The Telengana issue, the Naxalite problem, the ideological challenge posed by Narendra Modi and his ilk and the faltering economy found no mention in her address.
Bhavdeep Kang | January 18, 2013
Congress president Sonia Gandhi responded to civil society rage against black money, corruption and gender violence but failed to tackle contentious political issues in her inaugural address at the party's chintan shivir in Jaipur. A lot was left unsaid: the Telengana issue, the Naxalite problem, the ideological challenge posed by Narendra Modi and his ilk and the faltering economy found no mention in her address.
It was a transparent attempt at controlling the negative fallout of the coalgate and telecom scams, the Anna Hazare agitation for a Lokpal Bill and the brutal bus rape in Delhi. While appearing to share the concerns of civil society, the Congress is clearly worried that prime minister Manmohan Singh's middle class votaries – who celebrated his “clean” image in UPA I – have abandoned him in UPA II.
In a reference to black money, she said, “Lavish and ostentatious displays of wealth (by party leaders)...begs the question...of where this wealth is coming from.” Driving home the point, she said elected representatives must display “greater accountability and demonstrable integrity”. The educated middle class' protest against corruption had led to a churning to which the party must respond, she added.

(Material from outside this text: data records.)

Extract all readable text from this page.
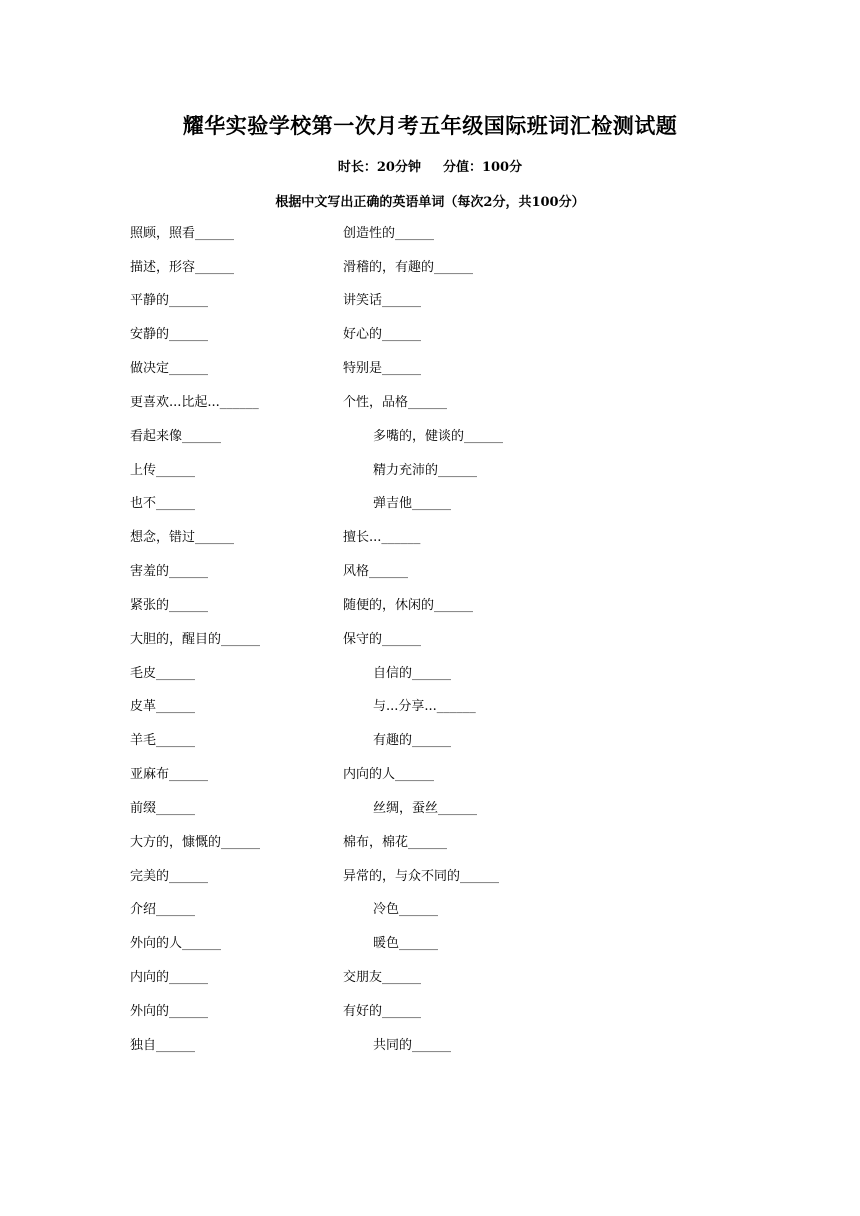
耀华实验学校第一次月考五年级国际班词汇检测试题
时长：20分钟 分值：100分
根据中文写出正确的英语单词（每次2分，共100分）
照顾，照看______
描述，形容______
平静的______
安静的______
做决定______
更喜欢...比起...______
看起来像______
上传______
也不______
想念，错过______
害羞的______
紧张的______
大胆的，醒目的______
毛皮______
皮革______
羊毛______
亚麻布______
前缀______
大方的，慷慨的______
完美的______
介绍______
外向的人______
内向的______
外向的______
独自______
创造性的______
滑稽的，有趣的______
讲笑话______
好心的______
特别是______
个性，品格______
多嘴的，健谈的______
精力充沛的______
弹吉他______
擅长...______
风格______
随便的，休闲的______
保守的______
自信的______
与...分享...______
有趣的______
内向的人______
丝绸，蚕丝______
棉布，棉花______
异常的，与众不同的______
冷色______
暖色______
交朋友______
有好的______
共同的______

She was equally emphatic in condemning the continuing atrocities and discrimination against women. In doing so, she was reaching out to a demographic that has so far eluded the Congress: the educated upper class woman. Studies have shown that while women as a whole prefer the Congress, the urban educated rich segment leans towards the BJP.
The other significant aspect of the Congress president's speech was a subtle warning both to Congress party veterans on the one hand and to UPA constituents on the other. At a time when the diesel price hike has agitated the UPA's allies, Sonia Gandhi said that in seeking alliances and dealing with partners, the party could not compromise its position, even while treating their viewpoints with respect. It was a clear signal to the allies that they should not cross their limits.
She expressed deep concern over the eroding vote base of the party in several states, indicating to the Congress old guard that a business-as-usual attitude would no longer be acceptable. The party would have to take note of the changing social and technological scenario and accommodate the aspirations of youth. But she also sent a signal to the youngsters by saying that performance would be the only ladder for advancement in the party.
The tone of the address was different from that of Pachmarhi and Shimla, when the party was on the offensive and more concerned about political issues – whether to go it alone or be open to a coalition. Today, the tone was defensive. It was an oblique acknowledgement of the government's failings (in containing corruption and ensuring gender justice) even while praising it for taking “revolutionary” steps and blaming the party for not being able to encash them.
Once again, she raised the issue of party discipline and called for honest introspection of its strengths and weaknesses – an old raga heard at Pachmarhi and again at Shimla. A passing reference to the Land Acquisition (Amendment) Bill was made and the usual concern for the agricultural sector and need for employment for youth expressed.
By the much awaited stance on smaller states was not spelled out. Nor was their any affirmation of a strong secular coalition against the resurgent right. There was no indication of what direction the economy would take in coming months and how the UPA proposes to come to grips with the Naxalite problem.